On Sunday, he headlined a rally for a Democrat in a competitive special election in Westchester. On Monday, he appeared at a public housing site in the Bronx and decried the conditions as "disgusting.” On Tuesday, he delivered a firebrand speech to Planned Parenthood in Albany where he said Democrats were fighting a “biased, bigoted, misogynistic backward mentality.” On Wednesday, he joined a student walkout protesting gun violence, including the “die-in” in Manhattan’s Zuccotti Park, the original home of the Occupy Wall Street movement.

Pointedly, Cuomo lay on the ground alongside Weingarten, the head of the American Federation of Teachers, and rallied with Michael Mulgrew, president of the United Federation of Teachers.
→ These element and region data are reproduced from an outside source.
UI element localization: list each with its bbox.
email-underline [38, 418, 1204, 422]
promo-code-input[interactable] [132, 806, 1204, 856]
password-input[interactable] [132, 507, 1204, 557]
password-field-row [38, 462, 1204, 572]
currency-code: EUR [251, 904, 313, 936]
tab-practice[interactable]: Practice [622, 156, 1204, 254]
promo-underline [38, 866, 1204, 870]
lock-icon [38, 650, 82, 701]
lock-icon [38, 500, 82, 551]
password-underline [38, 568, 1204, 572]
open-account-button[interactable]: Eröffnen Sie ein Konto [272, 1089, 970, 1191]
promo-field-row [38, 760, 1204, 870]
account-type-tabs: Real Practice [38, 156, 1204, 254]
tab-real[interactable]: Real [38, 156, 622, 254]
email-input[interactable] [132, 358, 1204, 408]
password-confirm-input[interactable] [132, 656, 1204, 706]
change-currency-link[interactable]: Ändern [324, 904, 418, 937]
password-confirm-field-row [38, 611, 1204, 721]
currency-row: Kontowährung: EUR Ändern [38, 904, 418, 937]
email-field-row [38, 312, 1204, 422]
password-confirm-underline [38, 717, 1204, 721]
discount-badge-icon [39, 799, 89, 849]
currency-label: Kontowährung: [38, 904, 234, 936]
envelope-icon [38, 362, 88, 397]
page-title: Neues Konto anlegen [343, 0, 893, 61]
Four years ago, New York’s biggest teachers union did not endorse Cuomo.

Three days earlier, Cuomo’s budget director, Robert Mujica, issued an 1,100-word statement about “fair and equitable” school funding — an issue Nixon has advocated around for more than a decade.

“What they’re trying to do is reposition him publicly to make it look like he is suddenly championing education equity,” said Easton, the schools advocate who has been critical of Cuomo.
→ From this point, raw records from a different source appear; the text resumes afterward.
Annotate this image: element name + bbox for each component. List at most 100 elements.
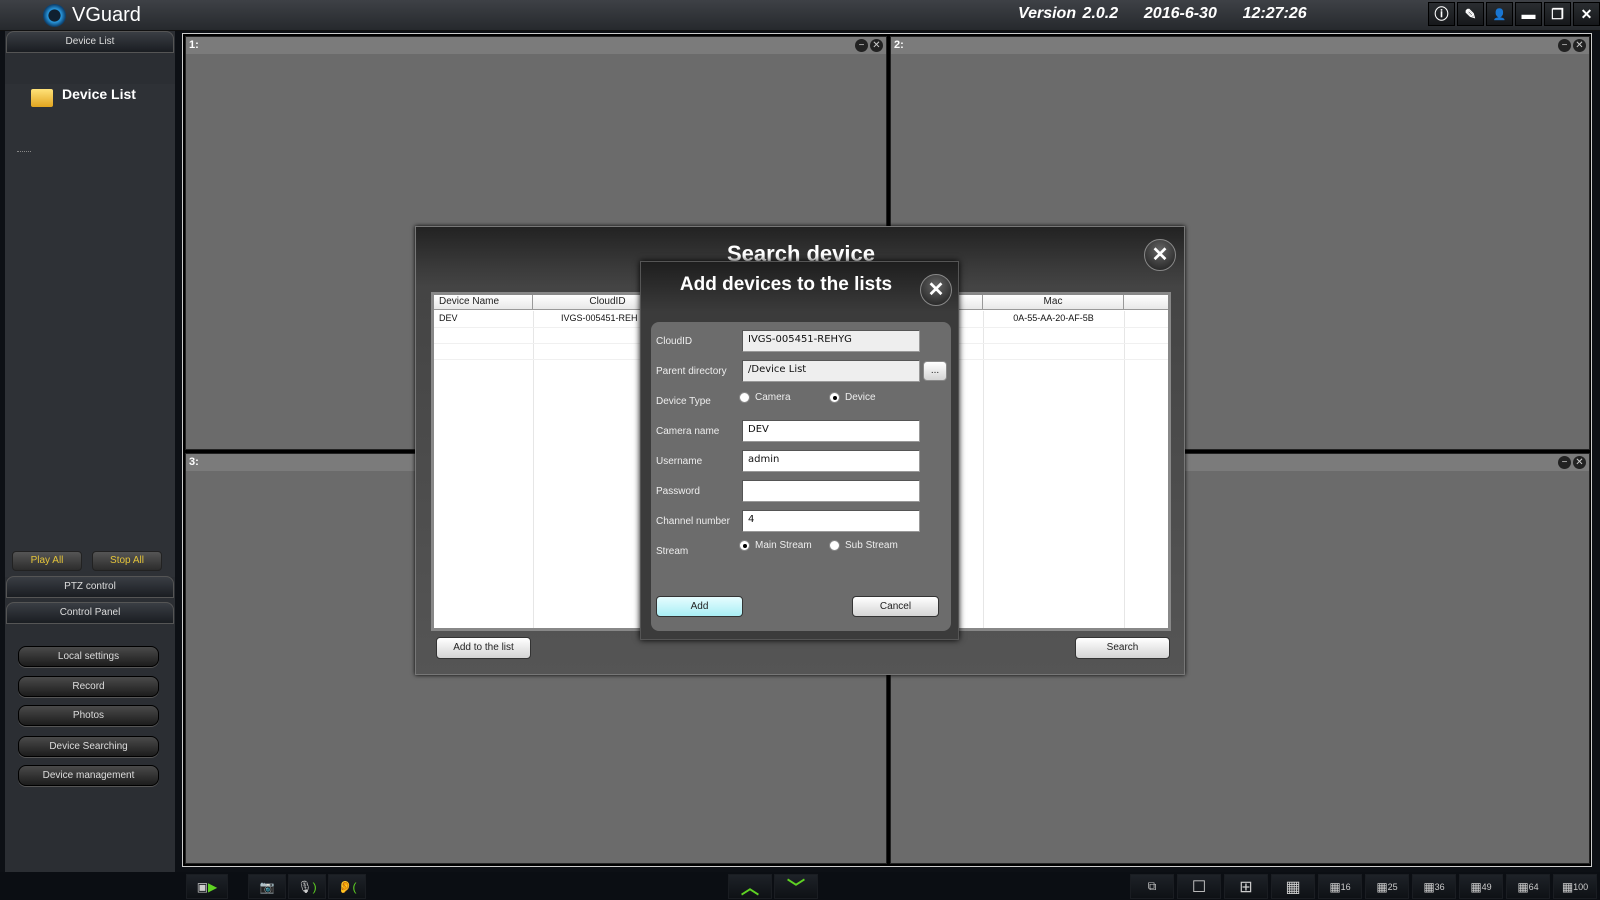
cell-device-name[interactable]: DEV <box>439 313 458 323</box>
pane-label: 1: <box>186 37 886 54</box>
layout-9-button[interactable]: ▦ <box>1271 874 1315 899</box>
close-icon: ✕ <box>1580 5 1593 22</box>
parent-directory-input[interactable]: /Device List <box>742 360 920 382</box>
edit-button[interactable]: ✎ <box>1457 2 1484 26</box>
layout-1-button[interactable]: ☐ <box>1177 874 1221 899</box>
cancel-button[interactable]: Cancel <box>852 596 939 617</box>
column-header-device-name[interactable]: Device Name <box>434 295 533 310</box>
tab-control-panel[interactable]: Control Panel <box>6 602 174 624</box>
grid-25-icon: ▦ <box>1376 879 1388 894</box>
layout-64-button[interactable]: ▦ 64 <box>1506 874 1550 899</box>
close-icon: ✕ <box>927 279 945 301</box>
listen-button[interactable]: 👂( <box>328 874 366 899</box>
grid-16-icon: ▦ <box>1329 879 1341 894</box>
page-down-button[interactable]: ﹀ <box>774 874 818 899</box>
folder-icon <box>31 89 53 107</box>
username-input[interactable]: admin <box>742 450 920 472</box>
device-searching-button[interactable]: Device Searching <box>18 736 159 757</box>
play-all-button[interactable]: Play All <box>12 551 82 571</box>
channel-number-input[interactable]: 4 <box>742 510 920 532</box>
play-screen-button[interactable]: ▣▶ <box>186 874 228 899</box>
layout-100-button[interactable]: ▦ 100 <box>1553 874 1597 899</box>
device-management-button[interactable]: Device management <box>18 765 159 786</box>
stop-all-button[interactable]: Stop All <box>92 551 162 571</box>
microphone-icon: 🎙) <box>297 879 317 894</box>
minimize-icon: ▬ <box>1521 6 1536 22</box>
add-device-form: CloudID IVGS-005451-REHYG Parent directo… <box>651 322 951 631</box>
radio-label: Main Stream <box>755 540 812 551</box>
label-channel-number: Channel number <box>656 516 730 527</box>
radio-label: Sub Stream <box>845 540 898 551</box>
radio-button <box>829 540 840 551</box>
grid-36-icon: ▦ <box>1423 879 1435 894</box>
grid-100-icon: ▦ <box>1561 879 1574 894</box>
layout-fullscreen-button[interactable]: ⧉ <box>1130 874 1174 899</box>
photos-button[interactable]: Photos <box>18 705 159 726</box>
label-password: Password <box>656 486 700 497</box>
user-settings-button[interactable]: 👤 <box>1486 2 1513 26</box>
radio-device[interactable]: Device <box>829 392 876 403</box>
tab-ptz-control[interactable]: PTZ control <box>6 576 174 598</box>
pane-minimize-icon[interactable]: − <box>1558 456 1571 469</box>
edit-icon: ✎ <box>1464 5 1477 22</box>
chevron-up-icon: ︿ <box>741 877 759 898</box>
layout-count: 25 <box>1387 881 1398 892</box>
pane-minimize-icon[interactable]: − <box>855 39 868 52</box>
cell-mac[interactable]: 0A-55-AA-20-AF-5B <box>983 313 1124 323</box>
restore-icon: ❐ <box>1551 5 1564 22</box>
layout-count: 64 <box>1528 881 1539 892</box>
column-header-mac[interactable]: Mac <box>983 295 1124 310</box>
close-button[interactable]: ✕ <box>1573 2 1600 26</box>
minimize-button[interactable]: ▬ <box>1515 2 1542 26</box>
tree-line <box>17 151 31 152</box>
layout-16-button[interactable]: ▦ 16 <box>1318 874 1362 899</box>
search-dialog-close-button[interactable]: ✕ <box>1144 239 1176 271</box>
grid-49-icon: ▦ <box>1470 879 1482 894</box>
radio-sub-stream[interactable]: Sub Stream <box>829 540 898 551</box>
radio-label: Camera <box>755 392 791 403</box>
label-device-type: Device Type <box>656 396 711 407</box>
record-button[interactable]: Record <box>18 676 159 697</box>
layout-4-button[interactable]: ⊞ <box>1224 874 1268 899</box>
app-logo-icon <box>43 4 66 27</box>
radio-camera[interactable]: Camera <box>739 392 791 403</box>
page-up-button[interactable]: ︿ <box>728 874 772 899</box>
tab-device-list[interactable]: Device List <box>6 31 174 53</box>
layout-count: 49 <box>1481 881 1492 892</box>
layout-36-button[interactable]: ▦ 36 <box>1412 874 1456 899</box>
layout-25-button[interactable]: ▦ 25 <box>1365 874 1409 899</box>
info-icon: ⓘ <box>1434 6 1449 22</box>
cloudid-input[interactable]: IVGS-005451-REHYG <box>742 330 920 352</box>
label-camera-name: Camera name <box>656 426 720 437</box>
sidebar: Device List Device List Play All Stop Al… <box>5 31 175 875</box>
password-input[interactable] <box>742 480 920 502</box>
add-button[interactable]: Add <box>656 596 743 617</box>
search-button[interactable]: Search <box>1075 637 1170 659</box>
pane-close-icon[interactable]: ✕ <box>1573 456 1586 469</box>
local-settings-button[interactable]: Local settings <box>18 646 159 667</box>
radio-button <box>739 540 750 551</box>
add-dialog-close-button[interactable]: ✕ <box>920 274 952 306</box>
pane-close-icon[interactable]: ✕ <box>870 39 883 52</box>
browse-button[interactable]: ... <box>923 361 947 381</box>
radio-button <box>829 392 840 403</box>
radio-main-stream[interactable]: Main Stream <box>739 540 812 551</box>
pane-minimize-icon[interactable]: − <box>1558 39 1571 52</box>
grid-4-icon: ⊞ <box>1239 878 1253 896</box>
microphone-button[interactable]: 🎙) <box>288 874 326 899</box>
user-settings-icon: 👤 <box>1492 8 1507 21</box>
info-button[interactable]: ⓘ <box>1428 2 1455 26</box>
app-title: VGuard <box>72 4 141 26</box>
title-bar <box>0 0 1600 31</box>
layout-count: 100 <box>1573 881 1589 892</box>
pane-close-icon[interactable]: ✕ <box>1573 39 1586 52</box>
snapshot-button[interactable]: 📷 <box>248 874 286 899</box>
layout-49-button[interactable]: ▦ 49 <box>1459 874 1503 899</box>
camera-name-input[interactable]: DEV <box>742 420 920 442</box>
speaker-icon: 👂( <box>337 879 357 894</box>
label-cloudid: CloudID <box>656 336 693 347</box>
restore-button[interactable]: ❐ <box>1544 2 1571 26</box>
cell-cloudid[interactable]: IVGS-005451-REH <box>561 313 638 323</box>
add-to-list-button[interactable]: Add to the list <box>436 637 531 659</box>
tree-item-device-list[interactable]: Device List <box>62 86 136 102</box>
On Thursday, the New York arm of the National Organization for Women — which backed Cuomo’s challenger four years ago in the primary — announced its early endorsement of the governor and Hochul.

“It’s as good a time as any,” said Sonia Ossorio, the group’s president, “People felt confident enough, even if others jumped in, we were making the right decision.” In the last 10 days, Cuomo has also engaged in fresh public battles with de Blasio, his longtime Democratic rival, calling elements of his record “repugnant,” threatening to declare a state of emergency in the city’s public housing and working closely with the City Council to secure money for the subways that the mayor has resisted spending.

Bradley Tusk, a political strategist who served as campaign manager for the former mayor, Michael R. Bloomberg, said Cuomo “is giving Nixon a taste of what she might be in for” — with her ally, de Blasio, acting as a proxy.

“He has a tremendous amount of resources, both in terms of money and levers he can pull, and he’s very good at using them,” Tusk said of Cuomo. “No one would question that for a second.”

The state party, for instance, began spending $100,000 on a television ad this week praising Cuomo for “passing the strongest gun law in the nation,” with a separate, smaller digital campaign this week focused on congressional Republicans, noting that six of them were given an A rating from the National Rifle Association.

In a letter to the party’s executive director, a dozen party committee members objected to the spending on what “appears to be a re-election ad,” calling it “patently inappropriate” because the party has not yet technically endorsed Cuomo. The executive director responded that Cuomo’s campaign had “covered every dollar spent” on the gun ads.

Tusk said the balancing act for how to react to a potential challenger is difficult for any politician.

“On one hand, you don’t want to look like you’re too worried about it,” Tusk said. “On the other hand, you don’t want to inadvertently goad them into running. You play so many mind games with yourself to figure it out.”